Search code examples
javaxmlxml-parsingjackson-databindjackson-dataformat-xml

JacksonXML - Deserialize XML Comments <!-- -->


The closest question I can find currently is this which has no conclusive answer:

I am trying to parse XML comments and map it to certain fields in Java.

Below was a simple POC I did in attempt to get this to work.

My current XML model looks something like this:

<Model>
    <!--
    ** some comment here
    -->
    <Value1>foo</Value1>
    <!--
    ** another comment here
    -->
    <Value2>bar</Value2>
</Model>

I have defined my Java model like so:

@JacksonXmlRootElement(localName= "Model")
@JsonDeserialize(using = CustomDeserializer.class)
final class ModelFile {

    @JacksonXmlProperty(localName = "value1")
    private String value1;

    @JacksonXmlProperty(localName = "value2")
    private String value2;

    private List<String> comments;

    // Getters and Setters
}

And my CustomDeserializer like so (Else If statement will not work, this is the part im trying to get working):

public class CustomDeserializerextends JsonDeserializer<ModelFile> {

    @Override
    public ModelFiledeserialize(JsonParser p, DeserializationContext ctxt) throws IOException {
        List<String> comments = new ArrayList<>();
        ModelFile sample = new ModelFile();
        while (p.nextToken() != JsonToken.END_OBJECT) {
            if (p.getCurrentToken() == JsonToken.FIELD_NAME) {
                String fieldName = p.getCurrentName();
                p.nextToken();
                if (fieldName.equals("value1")) {
                    sample.setValue1(p.getText());
                } else if (fieldName.equals("value2")){
                    sample.setValue2(p.getText());
                }
            } else if (p.getText().equals("<!--")) {
                p.nextToken();
                comments.add(p.getText());
                p.nextToken();
            }
        }
        sample.setComments(comments);
        return sample;
    }
}

And finally a sample test to test it's functionality:

@Test
    public void testDeserializeWithCommentsAsList() throws Exception {
        String xml = 
                "<model>\n" +
                "  <!--\n" +
                "  this is a comment \n" +
                "  -->\n" +
                "  <value1>foo</value1>\n" +
                "  <!--\n" +
                "  Another comment \n" +
                "  -->\n" +
                "  <value2>bar</value2>\n" +
                "</yourclass>";
        XmlMapper xmlMapper = new XmlMapper();

        YourClass yourClass = xmlMapper.readValue(xml, Model.class);
        List<String> comments = yourClass.getComments();
        assertNotNull(comments);
        assertEquals(2, comments.size());
        assertEquals("this is a comment", comments.get(0));
        assertEquals("Another comment", comments.get(1));
    }

The problem as I understand it is the CustomDeserializer seems to recognize both value1 and value2 as valid fields allowing me to later map the fields directly. XML Comments however are not recognized at all.

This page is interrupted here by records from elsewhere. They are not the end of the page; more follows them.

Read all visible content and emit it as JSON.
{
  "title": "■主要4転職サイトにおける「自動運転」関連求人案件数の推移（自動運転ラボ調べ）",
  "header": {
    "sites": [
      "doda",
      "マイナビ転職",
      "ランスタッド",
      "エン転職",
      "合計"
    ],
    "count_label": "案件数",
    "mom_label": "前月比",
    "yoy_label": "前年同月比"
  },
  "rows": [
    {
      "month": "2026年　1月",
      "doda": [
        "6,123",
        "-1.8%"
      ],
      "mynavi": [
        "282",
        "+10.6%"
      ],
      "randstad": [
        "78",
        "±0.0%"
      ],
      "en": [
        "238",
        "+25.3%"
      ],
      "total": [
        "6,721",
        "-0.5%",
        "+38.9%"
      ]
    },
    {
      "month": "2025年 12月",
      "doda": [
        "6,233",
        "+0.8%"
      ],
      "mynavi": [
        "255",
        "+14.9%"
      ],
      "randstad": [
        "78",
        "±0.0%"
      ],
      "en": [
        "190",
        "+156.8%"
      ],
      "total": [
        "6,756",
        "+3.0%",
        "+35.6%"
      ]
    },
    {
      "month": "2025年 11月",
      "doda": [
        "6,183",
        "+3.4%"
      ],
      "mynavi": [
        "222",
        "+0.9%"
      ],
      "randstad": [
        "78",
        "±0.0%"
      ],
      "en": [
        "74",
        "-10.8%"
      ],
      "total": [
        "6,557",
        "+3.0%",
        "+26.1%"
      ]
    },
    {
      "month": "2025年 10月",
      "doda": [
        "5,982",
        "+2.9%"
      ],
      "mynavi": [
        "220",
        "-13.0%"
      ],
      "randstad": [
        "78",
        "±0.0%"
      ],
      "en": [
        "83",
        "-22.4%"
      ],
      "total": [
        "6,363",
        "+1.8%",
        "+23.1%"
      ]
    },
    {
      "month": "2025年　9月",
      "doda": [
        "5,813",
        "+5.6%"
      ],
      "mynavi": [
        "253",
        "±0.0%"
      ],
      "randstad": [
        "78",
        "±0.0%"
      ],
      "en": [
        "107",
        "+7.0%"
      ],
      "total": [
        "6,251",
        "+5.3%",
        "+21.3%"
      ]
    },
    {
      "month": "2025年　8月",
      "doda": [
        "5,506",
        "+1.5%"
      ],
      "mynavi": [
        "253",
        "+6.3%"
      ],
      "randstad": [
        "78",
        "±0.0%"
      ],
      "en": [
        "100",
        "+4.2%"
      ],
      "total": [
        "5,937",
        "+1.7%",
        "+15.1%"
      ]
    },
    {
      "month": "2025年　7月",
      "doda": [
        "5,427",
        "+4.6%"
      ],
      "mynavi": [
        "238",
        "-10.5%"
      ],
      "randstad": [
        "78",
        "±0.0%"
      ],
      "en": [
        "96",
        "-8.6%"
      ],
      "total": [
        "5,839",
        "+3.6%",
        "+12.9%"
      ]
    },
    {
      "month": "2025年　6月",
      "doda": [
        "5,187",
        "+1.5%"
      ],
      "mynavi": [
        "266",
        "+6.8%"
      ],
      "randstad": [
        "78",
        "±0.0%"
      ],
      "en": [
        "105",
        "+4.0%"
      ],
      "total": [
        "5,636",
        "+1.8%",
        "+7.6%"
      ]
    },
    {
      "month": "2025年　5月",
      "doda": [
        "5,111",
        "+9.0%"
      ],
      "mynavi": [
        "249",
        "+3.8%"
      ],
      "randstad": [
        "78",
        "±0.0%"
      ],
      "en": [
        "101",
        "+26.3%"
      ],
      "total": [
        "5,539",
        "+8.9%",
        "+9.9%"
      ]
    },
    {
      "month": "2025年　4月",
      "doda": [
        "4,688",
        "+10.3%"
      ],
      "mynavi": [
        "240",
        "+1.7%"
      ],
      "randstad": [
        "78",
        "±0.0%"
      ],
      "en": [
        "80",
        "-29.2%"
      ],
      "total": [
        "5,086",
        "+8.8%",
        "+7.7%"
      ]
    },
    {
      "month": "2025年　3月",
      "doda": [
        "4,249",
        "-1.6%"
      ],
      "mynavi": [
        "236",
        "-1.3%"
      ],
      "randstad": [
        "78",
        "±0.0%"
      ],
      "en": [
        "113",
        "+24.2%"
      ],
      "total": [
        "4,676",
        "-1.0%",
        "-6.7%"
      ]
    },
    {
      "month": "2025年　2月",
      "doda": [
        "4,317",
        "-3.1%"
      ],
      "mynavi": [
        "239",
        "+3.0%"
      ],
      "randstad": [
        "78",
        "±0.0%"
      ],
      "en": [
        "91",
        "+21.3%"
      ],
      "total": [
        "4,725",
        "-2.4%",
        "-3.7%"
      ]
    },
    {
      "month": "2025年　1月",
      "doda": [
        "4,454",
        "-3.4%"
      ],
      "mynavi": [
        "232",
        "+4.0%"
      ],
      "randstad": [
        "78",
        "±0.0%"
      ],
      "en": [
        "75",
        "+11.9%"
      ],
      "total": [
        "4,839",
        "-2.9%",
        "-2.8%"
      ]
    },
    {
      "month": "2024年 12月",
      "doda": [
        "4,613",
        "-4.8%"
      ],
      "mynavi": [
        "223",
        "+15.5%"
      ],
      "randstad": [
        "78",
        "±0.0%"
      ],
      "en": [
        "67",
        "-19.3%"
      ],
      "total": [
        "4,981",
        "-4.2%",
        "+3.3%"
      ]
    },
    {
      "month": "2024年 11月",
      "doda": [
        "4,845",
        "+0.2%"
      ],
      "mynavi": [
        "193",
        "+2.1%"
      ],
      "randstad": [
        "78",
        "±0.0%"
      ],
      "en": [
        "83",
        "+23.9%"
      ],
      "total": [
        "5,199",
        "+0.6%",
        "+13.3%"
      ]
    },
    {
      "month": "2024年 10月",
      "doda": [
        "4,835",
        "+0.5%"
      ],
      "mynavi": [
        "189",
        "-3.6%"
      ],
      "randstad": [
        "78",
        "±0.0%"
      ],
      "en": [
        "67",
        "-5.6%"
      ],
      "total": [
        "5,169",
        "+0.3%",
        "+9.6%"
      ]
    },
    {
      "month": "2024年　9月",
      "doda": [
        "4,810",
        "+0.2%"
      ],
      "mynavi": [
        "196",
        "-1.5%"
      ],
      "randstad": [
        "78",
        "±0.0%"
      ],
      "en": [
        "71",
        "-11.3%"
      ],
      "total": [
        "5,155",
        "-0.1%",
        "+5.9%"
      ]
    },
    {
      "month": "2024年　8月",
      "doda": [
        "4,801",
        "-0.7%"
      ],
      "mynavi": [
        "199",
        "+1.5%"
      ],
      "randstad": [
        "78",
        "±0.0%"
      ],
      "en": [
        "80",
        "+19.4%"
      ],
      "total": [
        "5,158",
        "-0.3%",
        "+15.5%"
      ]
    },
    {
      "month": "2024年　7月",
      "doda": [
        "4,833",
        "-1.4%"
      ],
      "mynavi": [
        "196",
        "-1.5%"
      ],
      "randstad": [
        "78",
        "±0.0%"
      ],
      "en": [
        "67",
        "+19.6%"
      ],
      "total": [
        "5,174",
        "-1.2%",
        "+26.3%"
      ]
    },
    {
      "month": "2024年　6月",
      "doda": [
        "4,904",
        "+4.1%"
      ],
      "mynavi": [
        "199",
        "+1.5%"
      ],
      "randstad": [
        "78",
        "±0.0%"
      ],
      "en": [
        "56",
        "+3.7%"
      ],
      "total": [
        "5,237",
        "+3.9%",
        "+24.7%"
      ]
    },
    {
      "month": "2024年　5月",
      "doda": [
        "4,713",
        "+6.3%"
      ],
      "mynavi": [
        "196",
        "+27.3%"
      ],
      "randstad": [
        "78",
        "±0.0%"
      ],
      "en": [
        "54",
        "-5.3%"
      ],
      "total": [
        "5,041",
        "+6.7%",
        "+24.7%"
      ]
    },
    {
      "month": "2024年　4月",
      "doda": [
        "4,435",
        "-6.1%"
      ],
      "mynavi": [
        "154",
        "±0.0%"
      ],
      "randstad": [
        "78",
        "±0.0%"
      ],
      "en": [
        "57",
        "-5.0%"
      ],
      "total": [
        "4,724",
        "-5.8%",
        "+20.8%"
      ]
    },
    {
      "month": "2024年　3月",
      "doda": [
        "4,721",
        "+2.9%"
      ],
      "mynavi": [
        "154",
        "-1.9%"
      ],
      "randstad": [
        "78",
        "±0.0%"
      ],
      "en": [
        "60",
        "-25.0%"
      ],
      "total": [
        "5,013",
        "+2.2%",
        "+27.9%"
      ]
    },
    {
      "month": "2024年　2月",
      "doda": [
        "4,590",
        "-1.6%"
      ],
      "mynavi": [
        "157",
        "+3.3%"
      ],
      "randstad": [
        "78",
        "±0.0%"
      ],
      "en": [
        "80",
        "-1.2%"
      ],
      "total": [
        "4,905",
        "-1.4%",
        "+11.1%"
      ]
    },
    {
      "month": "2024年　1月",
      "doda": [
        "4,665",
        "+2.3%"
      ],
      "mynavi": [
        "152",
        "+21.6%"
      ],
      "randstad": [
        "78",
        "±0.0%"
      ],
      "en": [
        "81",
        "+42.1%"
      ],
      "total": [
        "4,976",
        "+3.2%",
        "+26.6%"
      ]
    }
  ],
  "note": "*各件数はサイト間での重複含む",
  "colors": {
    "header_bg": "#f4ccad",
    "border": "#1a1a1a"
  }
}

I say XML Comments specifically because if I change this to a more standard comment type such as this:

    "<model>\n" +
    "  // this is a comment \n" +
    "  <value1>foo</value1>\n" +
    "  // another comment \n" +
    "  <value2>bar</value2>\n" +
    "</yourclass>";

Then the JsonParser in the CustomDeserializer will pick up the comments. Looking further into Jsonparser I see Features that can be enabled namely ALLOW_COMMENTS which does recognize typical Java/C++ comments or ALLOW_COMMENTS_YAML which looks specifically for # type comments.

https://fasterxml.github.io/jackson-core/javadoc/2.8/com/fasterxml/jackson/core/JsonParser.Feature.html#ALLOW_COMMENTS

My guess is considering JacksonXML extends of JSON and typically comments are not supported in JSON, this is not really viable? Considering that it could technically work for // type comments, I feel like im really close to getting this to work.

The question for this would be: How do I handle <!-- --> type comments in XMLs while using jackson-databind-xml to deserialize it into POJO?

Any idea or suggestions are welcomed.


Solution

  • Ultimately, no this cannot be done it seems. Adding a @JsonDeserializer on the root Object and then having a look at the Jsonparser that is being used revealed that by the time JacksonXML attempts to process the XML, all traces of the comments has been removed (Specifically again <!-- --> type comments!)

    The alternative solution I did, which was suggested by user LMC was to read the xml as a stream and look for events that are Comment type. I would then take the comment and push it into a List which is eventually returned.

    Really not ideal as the XML is being read twice (Once for Jackson Mapping and once more to collect the comments) however for my scenario we've decided to go that way as the performance reading it twice vs once is negligible and to read and manually populate my business object without Jackson would take a lot of time to implement.